In theory, attaching a service contract to a product sale is the lowest-hanging fruit for an organisation. What better time to sell a service contract than when they’re already buying from you? And what’s great about these agreements is that they’re better for everybody. Customers get more reliability, more uptime and more profitability from their equipment. Providers get recurring revenue and continual opportunities to nurture and strengthen their relationship with the customer.
That’s the theory, anyway. The reality is, in many cases, quite different. Field service providers are meeting resistance from customers, as evidenced by low contract attach rates, i.e. the number of product sales that include a service contract. But why?
The Price Is Too High - Or Is It?
The easiest, most obvious answer is: the price is too high. A notion that is often reinforced by feedback from the provider’s sales teams, and from the customers themselves.
Business-minded field service executives try and solve the problem by lowering the price of their service contracts. They assume that if their customers are saying they’re too expensive, that’s the reason they’re not buying.
The truth is a bit more complicated. Market research by Blumberg Advisory Group and Field Service Insights suggests that when customers are evaluating potential service providers, price is not high on their list of criteria. Ahead of price are quality of service, the knowledge and skills of the service teams, breath of services offered, and the provider’s knowledge of their industry.
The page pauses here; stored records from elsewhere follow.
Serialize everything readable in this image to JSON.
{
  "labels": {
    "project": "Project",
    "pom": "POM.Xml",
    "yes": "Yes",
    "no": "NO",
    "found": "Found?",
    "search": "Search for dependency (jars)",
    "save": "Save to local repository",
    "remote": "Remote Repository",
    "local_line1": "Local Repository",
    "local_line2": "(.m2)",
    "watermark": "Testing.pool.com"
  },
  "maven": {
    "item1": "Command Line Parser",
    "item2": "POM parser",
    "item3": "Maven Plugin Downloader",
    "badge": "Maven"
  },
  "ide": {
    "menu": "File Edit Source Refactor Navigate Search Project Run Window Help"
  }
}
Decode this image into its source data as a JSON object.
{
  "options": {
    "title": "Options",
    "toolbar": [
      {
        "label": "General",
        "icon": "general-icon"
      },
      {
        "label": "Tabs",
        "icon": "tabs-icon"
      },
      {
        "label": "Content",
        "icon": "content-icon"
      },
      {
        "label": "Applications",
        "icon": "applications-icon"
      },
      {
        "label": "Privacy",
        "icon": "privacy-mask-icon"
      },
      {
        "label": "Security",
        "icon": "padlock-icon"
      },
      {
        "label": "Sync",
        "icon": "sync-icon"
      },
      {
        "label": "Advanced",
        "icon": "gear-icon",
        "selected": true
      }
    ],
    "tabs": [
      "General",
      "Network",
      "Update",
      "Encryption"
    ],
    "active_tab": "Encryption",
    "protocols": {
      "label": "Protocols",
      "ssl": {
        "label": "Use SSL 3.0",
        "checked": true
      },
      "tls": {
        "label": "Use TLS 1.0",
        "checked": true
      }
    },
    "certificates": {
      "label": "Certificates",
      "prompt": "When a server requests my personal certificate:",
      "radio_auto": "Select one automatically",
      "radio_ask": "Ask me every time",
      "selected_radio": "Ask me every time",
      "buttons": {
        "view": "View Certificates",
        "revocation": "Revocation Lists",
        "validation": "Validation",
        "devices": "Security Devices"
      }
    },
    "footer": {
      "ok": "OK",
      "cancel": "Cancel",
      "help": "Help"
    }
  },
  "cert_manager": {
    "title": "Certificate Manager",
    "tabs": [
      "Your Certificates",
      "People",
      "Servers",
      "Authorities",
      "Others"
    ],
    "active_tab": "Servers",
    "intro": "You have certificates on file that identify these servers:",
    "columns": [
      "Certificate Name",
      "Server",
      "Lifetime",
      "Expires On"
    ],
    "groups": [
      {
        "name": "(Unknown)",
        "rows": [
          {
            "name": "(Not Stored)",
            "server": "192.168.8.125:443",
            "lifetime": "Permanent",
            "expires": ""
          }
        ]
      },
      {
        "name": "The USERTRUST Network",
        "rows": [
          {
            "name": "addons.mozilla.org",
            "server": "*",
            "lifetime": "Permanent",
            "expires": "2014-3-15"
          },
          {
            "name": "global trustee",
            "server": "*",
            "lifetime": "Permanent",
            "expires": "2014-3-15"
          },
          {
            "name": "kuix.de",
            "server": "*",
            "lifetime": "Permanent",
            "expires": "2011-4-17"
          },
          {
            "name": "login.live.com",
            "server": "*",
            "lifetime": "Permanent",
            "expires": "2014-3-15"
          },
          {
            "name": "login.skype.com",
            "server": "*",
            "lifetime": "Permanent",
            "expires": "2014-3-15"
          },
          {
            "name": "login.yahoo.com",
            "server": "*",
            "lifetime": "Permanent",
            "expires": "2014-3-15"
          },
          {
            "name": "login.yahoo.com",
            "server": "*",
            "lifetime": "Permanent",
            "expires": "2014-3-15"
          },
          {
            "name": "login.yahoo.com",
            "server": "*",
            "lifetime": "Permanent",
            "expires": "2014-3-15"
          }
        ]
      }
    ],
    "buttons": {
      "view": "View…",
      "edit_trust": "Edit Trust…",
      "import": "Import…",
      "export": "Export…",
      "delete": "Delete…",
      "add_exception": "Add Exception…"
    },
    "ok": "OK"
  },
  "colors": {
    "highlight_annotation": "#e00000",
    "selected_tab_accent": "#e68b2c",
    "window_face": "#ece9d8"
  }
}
What this means is that when a customer says, “your price is too high,” they’re not really talking about the price of the service contract. They’re talking about the value of it. What they’re really saying is, “It’s not worth buying.” And that’s because you haven’t told them why it’s worth buying. You haven’t justified the value of your service contract by properly communicating the benefits of it.
In other words, your customers don’t know why it’s better to buy a service contract than simply pay for service and maintenance on a transactional, time-and-materials basis (T&M).
So tell them.
Sell Emotionally And Logically
Neuroscience proves that customers buy emotionally, then justify their purchases with logic. Your sales and marketing conversations need to cover both. The emotional bit means addressing customers’ fears of equipment downtime, lost revenues, quality defects and wasted machine costs, and feeding their enthusiasm for greater profits as a result of more reliable and cost-effective machinery.
The logical bit means breaking this down and describing the coverage, entitlements and resources available to customers when they purchase a service contract rather than T&M. These could include:
- Faster response times
- 99.9% guaranteed uptime
- All parts included
- More support
- Different pricing levels
- Access to additional perks and benefits
These kinds of benefits are evidence of real value and contrast. They provide your customers with tangible reasons why they will get more from a service contract than they would from T&M.
Of course, you also need to explain the overarching benefit of a service contract over T&M: that a contract allows you to provide a better level of service because you can anticipate service events and more effectively plan and allocate resources.
It’s simply a matter of communicating. The price tag won’t look so high if you tell customers why it’s worth it. And if you pitch your contract as a facilitator of greater profits, the price tag won’t seem so important either.
Make Sure Your Contracts Work
Remember that your ability to promise a high level of service in a service contract depends on the strength and efficiency of your service management system. If your system is beset with slow, paper-driven processes, disparate bits of software and data that’s all over the place, then you won’t be able to offer the kind of service your customers need. As a result, your contracts won’t look as appealing as your competitors’ and you’ll find yourself with another reason why your customers aren’t buying.
So, to make sure your contracts work, look at how effective your service management is and whether it could be improved. A fast, efficient and accurate system that keeps costs low and productivity high will enable you to offer superior levels of service to your customers. Think about whether your system might benefit from more automation, more flexibility and more cohesion. And consider implementing a comprehensive service management platform that fully optimises all the different stages of your service chain.